The most recent data analyzed by Public Employees for Environmental Responsibility (PEER) show that millions of grazed Bureau of Land Management acres fail basic land health standards, with livestock grazing identified as the leading cause. The impacts are visible across the West, from degraded streams and polluted water sources to the loss of native vegetation and the killing of native predators whose habitat is used for private livestock grazing.
“The gutting of the grazing regulations reflects the Trump Administration’s war on science and evidence based decision making,” said Chandra Rosenthal, Public Lands Director for PEER. “Coupled with the drastic reductions in staffing levels to monitor and manage grazing, our public lands will continue to suffer.”
The new rule would give the agency two and a half years to take action once grazing allotments are found to be failing the Land Health Standards, instead of requiring action before the next grazing season, as the current regulations require.
“If livestock grazing is so heavy, and so mismanaged, that you can’t meet the already-low bar for land health, and are in failing status, then allowing the livestock grazing that created those impacts to continue for several years is a recipe for ecosystem destruction, the invasion of flammable weeds, and the decimation of native habitats and the wildlife populations that depend on them,” Osher said.
In 2006, the Bureau of Land Management attempted similar revisions to grazing regulations, but those efforts were struck down in federal court for violating bedrock environmental laws, including the National Environmental Policy Act and the Endangered Species Act.
Recent investigations by High Country News and ProPublica have found that roughly two-thirds of public lands grazing is controlled by just 10 percent of permittees, including large corporate and billionaire-owned operations, while contributing less than 2 percent of the nation’s beef supply.

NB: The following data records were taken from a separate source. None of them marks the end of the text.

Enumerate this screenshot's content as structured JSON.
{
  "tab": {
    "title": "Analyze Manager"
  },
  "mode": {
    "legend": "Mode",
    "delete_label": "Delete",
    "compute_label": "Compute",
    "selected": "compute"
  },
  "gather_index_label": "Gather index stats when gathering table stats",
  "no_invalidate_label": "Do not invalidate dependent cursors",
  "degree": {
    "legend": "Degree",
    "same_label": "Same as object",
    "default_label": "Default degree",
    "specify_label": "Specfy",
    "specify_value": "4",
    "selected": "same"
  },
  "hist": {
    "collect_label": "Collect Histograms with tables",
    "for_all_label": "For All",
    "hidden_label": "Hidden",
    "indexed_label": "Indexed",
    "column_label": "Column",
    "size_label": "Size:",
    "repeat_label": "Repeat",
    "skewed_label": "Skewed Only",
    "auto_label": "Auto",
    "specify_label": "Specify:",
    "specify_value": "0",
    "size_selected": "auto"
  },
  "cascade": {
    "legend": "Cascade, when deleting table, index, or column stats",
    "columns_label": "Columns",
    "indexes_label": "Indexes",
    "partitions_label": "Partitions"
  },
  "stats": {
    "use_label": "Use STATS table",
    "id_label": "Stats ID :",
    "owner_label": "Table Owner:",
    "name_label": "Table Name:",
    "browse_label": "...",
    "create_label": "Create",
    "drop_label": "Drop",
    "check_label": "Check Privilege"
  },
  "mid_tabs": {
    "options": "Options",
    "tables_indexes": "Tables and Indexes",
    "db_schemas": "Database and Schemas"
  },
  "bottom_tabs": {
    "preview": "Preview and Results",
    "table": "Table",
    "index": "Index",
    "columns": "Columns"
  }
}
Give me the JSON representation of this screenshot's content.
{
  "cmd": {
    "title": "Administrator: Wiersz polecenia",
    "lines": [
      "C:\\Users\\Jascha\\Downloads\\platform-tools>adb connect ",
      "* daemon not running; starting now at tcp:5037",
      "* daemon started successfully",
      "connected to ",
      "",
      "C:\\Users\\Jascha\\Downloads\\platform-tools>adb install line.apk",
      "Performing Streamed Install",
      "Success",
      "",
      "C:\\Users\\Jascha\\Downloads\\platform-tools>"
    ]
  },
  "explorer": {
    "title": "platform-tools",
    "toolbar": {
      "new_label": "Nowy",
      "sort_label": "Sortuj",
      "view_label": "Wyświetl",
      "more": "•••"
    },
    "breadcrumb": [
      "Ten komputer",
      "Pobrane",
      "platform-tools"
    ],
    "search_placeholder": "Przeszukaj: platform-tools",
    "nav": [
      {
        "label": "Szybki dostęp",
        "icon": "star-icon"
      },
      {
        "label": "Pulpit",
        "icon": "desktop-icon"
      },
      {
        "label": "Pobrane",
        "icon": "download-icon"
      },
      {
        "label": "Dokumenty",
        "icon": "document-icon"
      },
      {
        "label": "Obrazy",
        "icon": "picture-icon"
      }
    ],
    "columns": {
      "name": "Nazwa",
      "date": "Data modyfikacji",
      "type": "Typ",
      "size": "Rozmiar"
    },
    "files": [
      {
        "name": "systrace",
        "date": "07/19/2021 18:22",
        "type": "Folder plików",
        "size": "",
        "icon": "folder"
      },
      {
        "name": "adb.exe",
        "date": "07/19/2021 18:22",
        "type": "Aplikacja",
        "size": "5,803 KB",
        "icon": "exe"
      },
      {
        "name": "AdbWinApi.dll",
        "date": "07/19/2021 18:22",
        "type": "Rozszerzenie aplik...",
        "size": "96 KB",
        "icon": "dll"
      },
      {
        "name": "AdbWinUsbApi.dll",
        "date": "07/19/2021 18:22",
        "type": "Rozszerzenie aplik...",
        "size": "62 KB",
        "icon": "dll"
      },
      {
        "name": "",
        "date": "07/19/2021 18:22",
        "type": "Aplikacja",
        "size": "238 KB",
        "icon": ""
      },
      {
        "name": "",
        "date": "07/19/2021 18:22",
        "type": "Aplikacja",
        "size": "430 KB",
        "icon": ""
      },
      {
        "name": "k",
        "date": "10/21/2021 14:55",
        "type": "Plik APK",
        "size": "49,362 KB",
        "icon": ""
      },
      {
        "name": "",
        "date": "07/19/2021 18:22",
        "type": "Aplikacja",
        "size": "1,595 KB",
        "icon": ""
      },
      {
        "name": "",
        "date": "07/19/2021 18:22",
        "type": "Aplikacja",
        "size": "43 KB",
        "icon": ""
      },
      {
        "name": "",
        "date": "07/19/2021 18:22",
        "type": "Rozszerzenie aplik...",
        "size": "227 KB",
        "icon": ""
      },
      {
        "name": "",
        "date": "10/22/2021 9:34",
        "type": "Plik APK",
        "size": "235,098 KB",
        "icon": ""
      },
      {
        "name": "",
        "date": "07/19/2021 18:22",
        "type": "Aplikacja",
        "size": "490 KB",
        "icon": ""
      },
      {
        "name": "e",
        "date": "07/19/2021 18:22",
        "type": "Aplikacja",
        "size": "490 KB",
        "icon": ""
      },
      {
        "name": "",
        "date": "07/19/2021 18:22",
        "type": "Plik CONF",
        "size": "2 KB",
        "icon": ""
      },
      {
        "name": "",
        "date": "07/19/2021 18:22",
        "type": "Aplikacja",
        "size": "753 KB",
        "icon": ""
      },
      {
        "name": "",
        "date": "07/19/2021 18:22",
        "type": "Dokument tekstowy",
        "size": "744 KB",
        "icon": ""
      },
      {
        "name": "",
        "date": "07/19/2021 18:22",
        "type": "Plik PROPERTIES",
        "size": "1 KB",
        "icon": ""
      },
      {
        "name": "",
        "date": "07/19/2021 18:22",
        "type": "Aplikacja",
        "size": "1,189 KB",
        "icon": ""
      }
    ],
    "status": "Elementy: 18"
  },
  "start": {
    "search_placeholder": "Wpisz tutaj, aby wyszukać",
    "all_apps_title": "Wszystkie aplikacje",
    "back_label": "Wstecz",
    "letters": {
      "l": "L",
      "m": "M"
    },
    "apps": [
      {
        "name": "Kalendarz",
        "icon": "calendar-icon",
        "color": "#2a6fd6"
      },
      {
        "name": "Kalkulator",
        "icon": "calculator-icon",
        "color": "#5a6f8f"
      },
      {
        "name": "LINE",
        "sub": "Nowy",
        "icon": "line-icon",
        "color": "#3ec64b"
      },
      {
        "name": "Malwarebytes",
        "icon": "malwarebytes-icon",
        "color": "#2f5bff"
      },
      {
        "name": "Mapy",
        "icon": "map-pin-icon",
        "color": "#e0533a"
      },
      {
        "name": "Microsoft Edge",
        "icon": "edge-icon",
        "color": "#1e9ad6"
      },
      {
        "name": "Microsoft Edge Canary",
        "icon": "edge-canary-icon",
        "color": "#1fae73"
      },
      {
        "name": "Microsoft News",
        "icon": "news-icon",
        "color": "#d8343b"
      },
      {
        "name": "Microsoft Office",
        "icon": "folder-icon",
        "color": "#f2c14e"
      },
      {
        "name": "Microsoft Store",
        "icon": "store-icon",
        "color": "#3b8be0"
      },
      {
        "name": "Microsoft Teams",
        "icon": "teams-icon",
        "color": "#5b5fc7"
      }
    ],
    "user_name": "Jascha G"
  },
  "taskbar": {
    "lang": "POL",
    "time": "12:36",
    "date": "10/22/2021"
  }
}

Today’s proposal doubles down on a program that is already producing the opposite of what Americans expect from their public lands. Polling from the 2026 Conservation of the West polling shows strong bipartisan support for protecting clean water, wildlife habitat, and natural ecosystems on public lands. This rule moves away from those priorities, not toward them, by reducing oversight of the single largest commercial use of federal lands.
“This proposed rule is a slap in the face to the public that invested countless hours in helping to thoughtfully reform the public lands grazing program under the first Trump Administration,” said Osher. “Instead, the new rules are being rubber-stamped for the benefit of the livestock industry without even analyzing its consequences.”